Yazmak Şifadır.
Yazmak Şifadır.

Yazmak ruhun en karanlık köşelerini aydınlatan bir pencereyi açmaktır. Yazmak oksijendir; ciğerlerini yakarcasına nefes almaktır. Yazmak, açılmasıdır tıkanan tüm damarların. Yazmak yaşamaktır. Ve yazmak aslında yaşatmaktır.


Moria,

Bursa’da, Uludağ’ın eteklerinde Muradiye isminde bir külliye vardır. Orada Osmanlı hanedan mensupları metfundur.


Ve Mustafa…

Henüz benim şu anki yaşımdayken iktidar uğruna babası tarafından katledilen bir evlat.

Şeyhülislam’ın katli vaciptir dediği; dini otoritenin iktidar uğruna kirletildiği bir hükmün mahkumu olan Şehzade… Kendisinden sonra tüm erkek çocukları öldürülen bir baba…

Mustafa… Hakkı hesap gününde teslim edilecek olan yüksek ruh…


Eğer Taşlıcalı Yahya Bey yazmasaydı “Şehzade Mersiyesini”  cihan padişahına isyan eden hain bir şehzade olarak anılacaktı Mustafa.


Ben okudum o mersiyeyi,. Taşlıcalı Yahya, Mustafa’yı şu şekilde tanıtıyordu;


“Alimler ile sohbet eder, halk ile bir arada olurdu.  Kerem ve ihsanıyla güzel özelliklere sahip bir kimseydi. Onun tevazu ile selam alıp verişi herkesçe bilinirdi. Ona çok yazık oldu, iftira edildi. Allah’ın huzuruna dua ve övgülerle gitti.”


Ben Kardeşim Mustafa’nın hakkının teslim edildiği zaman orada, onun yanında olmak istiyorum Moria… Mustafa’nın hakkını teslim aldığı zamanki sevincine ortak istiyorum. Ona sarılmak, onunla beraber mutluluk göz yaşları dökmek istiyorum.
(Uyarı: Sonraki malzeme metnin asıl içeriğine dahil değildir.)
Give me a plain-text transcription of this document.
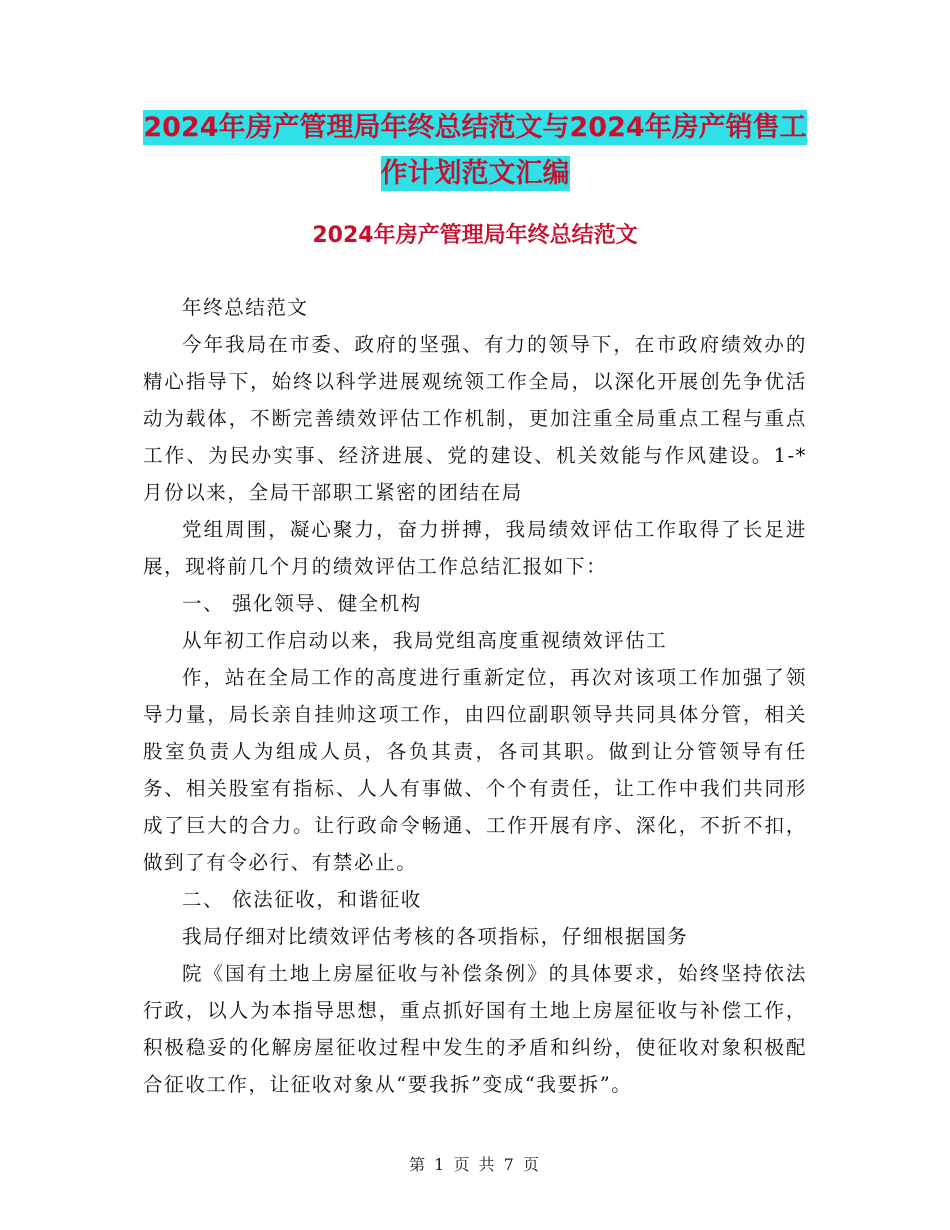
2024年房产管理局年终总结范文与2024年房产销售工
作计划范文汇编
2024年房产管理局年终总结范文

年终总结范文

今年我局在市委、政府的坚强、有力的领导下，在市政府绩效办的精心指导下，始终以科学进展观统领工作全局，以深化开展创先争优活动为载体，不断完善绩效评估工作机制，更加注重全局重点工程与重点工作、为民办实事、经济进展、党的建设、机关效能与作风建设。1-*月份以来，全局干部职工紧密的团结在局

党组周围，凝心聚力，奋力拼搏，我局绩效评估工作取得了长足进展，现将前几个月的绩效评估工作总结汇报如下：

一、 强化领导、健全机构

从年初工作启动以来，我局党组高度重视绩效评估工

作，站在全局工作的高度进行重新定位，再次对该项工作加强了领导力量，局长亲自挂帅这项工作，由四位副职领导共同具体分管，相关股室负责人为组成人员，各负其责，各司其职。做到让分管领导有任务、相关股室有指标、人人有事做、个个有责任，让工作中我们共同形成了巨大的合力。让行政命令畅通、工作开展有序、深化，不折不扣，做到了有令必行、有禁必止。

二、 依法征收，和谐征收

我局仔细对比绩效评估考核的各项指标，仔细根据国务

院《国有土地上房屋征收与补偿条例》的具体要求，始终坚持依法行政，以人为本指导思想，重点抓好国有土地上房屋征收与补偿工作，积极稳妥的化解房屋征收过程中发生的矛盾和纠纷，使征收对象积极配合征收工作，让征收对象从“要我拆”变成“我要拆”。

第 1 页 共 7 页
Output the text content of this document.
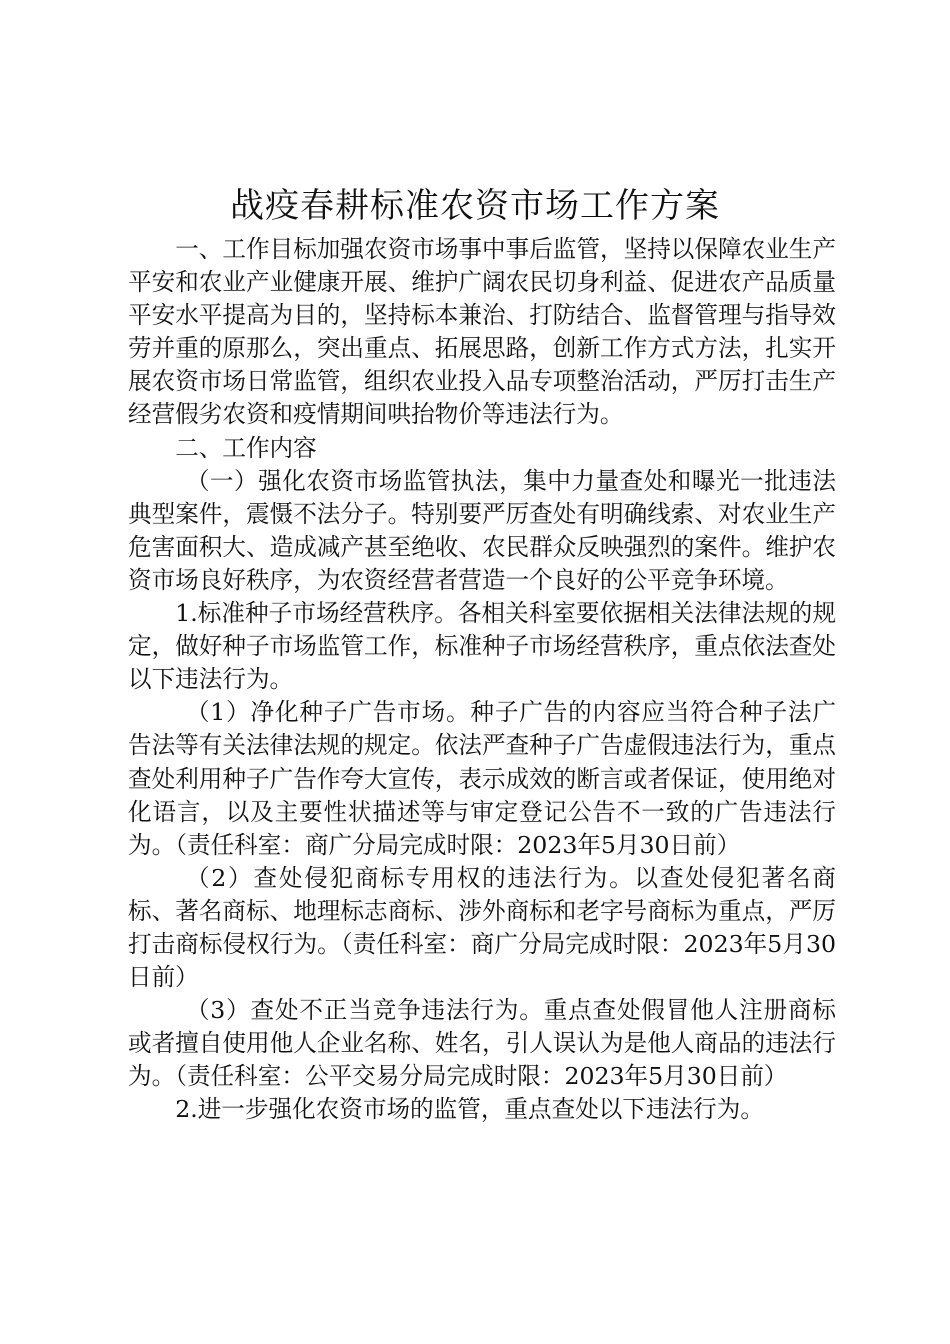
战疫春耕标准农资市场工作方案

一、工作目标加强农资市场事中事后监管，坚持以保障农业生产平安和农业产业健康开展、维护广阔农民切身利益、促进农产品质量平安水平提高为目的，坚持标本兼治、打防结合、监督管理与指导效劳并重的原那么，突出重点、拓展思路，创新工作方式方法，扎实开展农资市场日常监管，组织农业投入品专项整治活动，严厉打击生产经营假劣农资和疫情期间哄抬物价等违法行为。

二、工作内容

（一）强化农资市场监管执法，集中力量查处和曝光一批违法典型案件，震慑不法分子。特别要严厉查处有明确线索、对农业生产危害面积大、造成减产甚至绝收、农民群众反映强烈的案件。维护农资市场良好秩序，为农资经营者营造一个良好的公平竞争环境。

1.标准种子市场经营秩序。各相关科室要依据相关法律法规的规定，做好种子市场监管工作，标准种子市场经营秩序，重点依法查处以下违法行为。

（1）净化种子广告市场。种子广告的内容应当符合种子法广告法等有关法律法规的规定。依法严查种子广告虚假违法行为，重点查处利用种子广告作夸大宣传，表示成效的断言或者保证，使用绝对化语言，以及主要性状描述等与审定登记公告不一致的广告违法行为。（责任科室：商广分局完成时限：2023年5月30日前）

（2）查处侵犯商标专用权的违法行为。以查处侵犯著名商标、著名商标、地理标志商标、涉外商标和老字号商标为重点，严厉打击商标侵权行为。（责任科室：商广分局完成时限：2023年5月30日前）

（3）查处不正当竞争违法行为。重点查处假冒他人注册商标或者擅自使用他人企业名称、姓名，引人误认为是他人商品的违法行为。（责任科室：公平交易分局完成时限：2023年5月30日前）

2.进一步强化农资市场的监管，重点查处以下违法行为。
Ben mutlak adaletin sağlanacağı hesap gününü iple çekiyorum Moria..  Masumların haklarının verilmesini, zulmedenlere hesap sorulmasını istiyorum.


Kader tecelli eder. Sonuçları bizim açımızdan nasıl olur bilinmez.


Ama bu dünyada kalan hakların teslim edilmesini istemek bile tek başına ahirete iman etmek için yeterlidir.  


Taşlıcalı Yahya Beyin Mersiyesindeki yer alan şu dizeler beni çok etkiledi;


Bir ejderhâ-yı dü-serdür bu hayme-i dünyâ Dehânına düşen olur hemîşe nâpeyda.Bu dünya çadırı iki başlı bir ejderhadır. Onun ağzına düşen elbette görünmez olur.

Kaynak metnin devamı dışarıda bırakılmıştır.